The mini-budget includes funds which were unspent at the end of the last financial year and new money which flows from Westminster spending decisions.
Education gets an additional £88m, about half of which will be used to settle a long-running pay dispute with classrooms assistants and other non-teaching staff.
‘Difficult situation’
Finance Minister Caoimhe Archibald said there was “quite simply not enough funding available to do all the things we would wish to do” but the extra money will “help to mitigate the worst impacts” of Stormont’s current budget position.
Speaking at a press conference at Stormont on Monday, the Northern Ireland Deputy First Minister, Emma Little-Pengelly, said “no minister will have got everything that they would have asked for”.
However, she added: “We recognise that is because it is a difficult fiscal situation that we are in”.
Ms Little-Pengelly said the executive is “determined to fix our health service, tackle waiting lists, ensure that our education system works for everyone, get the investment where it needs to go”.
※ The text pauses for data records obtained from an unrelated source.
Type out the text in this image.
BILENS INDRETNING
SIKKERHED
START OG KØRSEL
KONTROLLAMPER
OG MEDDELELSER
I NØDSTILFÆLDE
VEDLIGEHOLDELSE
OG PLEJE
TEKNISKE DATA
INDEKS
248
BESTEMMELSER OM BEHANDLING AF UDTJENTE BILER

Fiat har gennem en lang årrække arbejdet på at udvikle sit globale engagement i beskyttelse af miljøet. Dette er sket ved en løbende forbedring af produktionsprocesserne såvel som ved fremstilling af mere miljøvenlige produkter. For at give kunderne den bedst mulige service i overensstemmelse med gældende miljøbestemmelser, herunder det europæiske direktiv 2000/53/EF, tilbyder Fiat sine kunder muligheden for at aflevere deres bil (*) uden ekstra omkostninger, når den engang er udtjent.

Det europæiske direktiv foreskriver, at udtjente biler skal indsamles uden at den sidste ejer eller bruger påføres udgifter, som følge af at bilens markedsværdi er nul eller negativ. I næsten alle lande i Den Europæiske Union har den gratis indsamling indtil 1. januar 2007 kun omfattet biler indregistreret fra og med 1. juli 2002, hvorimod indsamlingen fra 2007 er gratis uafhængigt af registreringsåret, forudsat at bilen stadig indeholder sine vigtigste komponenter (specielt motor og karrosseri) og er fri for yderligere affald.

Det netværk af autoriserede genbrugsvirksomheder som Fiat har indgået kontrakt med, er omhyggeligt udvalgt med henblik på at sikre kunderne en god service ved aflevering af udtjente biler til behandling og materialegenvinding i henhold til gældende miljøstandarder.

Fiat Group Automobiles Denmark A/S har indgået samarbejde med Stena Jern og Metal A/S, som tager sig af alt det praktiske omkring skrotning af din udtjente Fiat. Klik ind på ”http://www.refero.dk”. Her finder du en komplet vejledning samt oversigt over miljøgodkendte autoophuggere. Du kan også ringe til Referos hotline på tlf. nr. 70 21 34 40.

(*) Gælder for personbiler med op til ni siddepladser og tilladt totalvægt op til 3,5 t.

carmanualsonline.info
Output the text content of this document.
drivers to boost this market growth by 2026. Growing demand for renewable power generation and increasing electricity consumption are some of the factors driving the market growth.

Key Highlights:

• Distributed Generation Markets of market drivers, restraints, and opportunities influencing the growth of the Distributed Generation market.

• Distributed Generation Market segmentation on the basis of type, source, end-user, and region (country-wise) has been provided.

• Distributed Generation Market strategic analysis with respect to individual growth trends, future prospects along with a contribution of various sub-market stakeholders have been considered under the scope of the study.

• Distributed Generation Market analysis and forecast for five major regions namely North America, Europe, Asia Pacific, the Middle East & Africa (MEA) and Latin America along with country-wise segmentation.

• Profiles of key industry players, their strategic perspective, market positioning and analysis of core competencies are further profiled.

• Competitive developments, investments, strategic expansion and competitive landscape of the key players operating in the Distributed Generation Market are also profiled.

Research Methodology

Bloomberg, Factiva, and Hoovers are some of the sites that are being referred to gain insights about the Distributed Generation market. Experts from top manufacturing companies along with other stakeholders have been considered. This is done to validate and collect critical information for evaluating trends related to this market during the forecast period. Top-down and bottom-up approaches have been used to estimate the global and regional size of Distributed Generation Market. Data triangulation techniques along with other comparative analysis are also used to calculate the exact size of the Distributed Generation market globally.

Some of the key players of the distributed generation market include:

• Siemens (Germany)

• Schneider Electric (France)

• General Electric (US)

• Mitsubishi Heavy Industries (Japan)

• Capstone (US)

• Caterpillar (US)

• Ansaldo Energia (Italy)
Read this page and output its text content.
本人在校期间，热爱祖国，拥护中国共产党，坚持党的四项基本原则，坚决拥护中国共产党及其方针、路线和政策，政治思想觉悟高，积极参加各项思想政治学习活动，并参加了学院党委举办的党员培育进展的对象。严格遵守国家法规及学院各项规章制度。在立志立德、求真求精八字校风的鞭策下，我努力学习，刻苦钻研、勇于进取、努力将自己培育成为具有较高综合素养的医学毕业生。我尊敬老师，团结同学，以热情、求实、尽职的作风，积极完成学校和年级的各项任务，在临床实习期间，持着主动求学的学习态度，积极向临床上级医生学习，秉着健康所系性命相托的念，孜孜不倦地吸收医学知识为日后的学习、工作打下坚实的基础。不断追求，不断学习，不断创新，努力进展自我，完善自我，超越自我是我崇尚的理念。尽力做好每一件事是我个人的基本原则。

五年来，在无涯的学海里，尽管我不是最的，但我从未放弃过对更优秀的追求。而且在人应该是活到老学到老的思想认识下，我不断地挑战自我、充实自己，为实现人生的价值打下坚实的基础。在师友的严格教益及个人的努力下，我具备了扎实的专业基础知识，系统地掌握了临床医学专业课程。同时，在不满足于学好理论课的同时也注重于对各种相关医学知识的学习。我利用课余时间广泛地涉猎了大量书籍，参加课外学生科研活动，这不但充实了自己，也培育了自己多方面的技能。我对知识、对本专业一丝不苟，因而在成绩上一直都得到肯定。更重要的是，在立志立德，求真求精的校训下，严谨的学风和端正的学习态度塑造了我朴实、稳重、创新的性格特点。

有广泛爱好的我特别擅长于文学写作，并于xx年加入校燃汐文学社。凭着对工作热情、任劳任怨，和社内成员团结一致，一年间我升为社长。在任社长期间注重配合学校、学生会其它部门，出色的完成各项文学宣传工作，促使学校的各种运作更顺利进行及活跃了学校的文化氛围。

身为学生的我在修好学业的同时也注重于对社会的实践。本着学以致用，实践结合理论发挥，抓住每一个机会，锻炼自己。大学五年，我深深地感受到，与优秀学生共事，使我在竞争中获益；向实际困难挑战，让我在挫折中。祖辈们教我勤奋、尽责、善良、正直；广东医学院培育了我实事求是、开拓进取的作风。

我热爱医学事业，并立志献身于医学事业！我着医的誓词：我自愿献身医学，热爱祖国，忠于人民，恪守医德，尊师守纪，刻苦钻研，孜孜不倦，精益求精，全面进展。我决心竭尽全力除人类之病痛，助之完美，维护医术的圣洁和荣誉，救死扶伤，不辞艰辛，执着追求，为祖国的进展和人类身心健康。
She said that to do that, the executive needs to “secure additional investment while making sure that we allocate the current funding that we have available in the right places”.
“I believe that is what we have done this morning,” she said.
Health Minister Mike Nesbitt said while the extra funding would “make some contribution to reducing the deficit position facing the system, a significant shortfall still remains”.
“I am still not in a position to balance the health budget without taking measures which would be regarded as having a catastrophic impact on services,” he added.
“The ongoing and significant budgetary shortfall is before a 2024/25 pay uplift can be considered.”
The opposition SDLP is to write to the head of the NI Civil Service to question the timing just three days before an election.
Ms Archibald said she had considered the pre-election issue but took the view that the process “represents normal and routine business of the executive”.
“There is also an urgent need to provide funding certainty to departments and even a short delay presents risks,” she added.
Health service
The funding of the NI health service has been a source of major political controversy with the Ulster Unionist health minister voting against April’s Stormont budget.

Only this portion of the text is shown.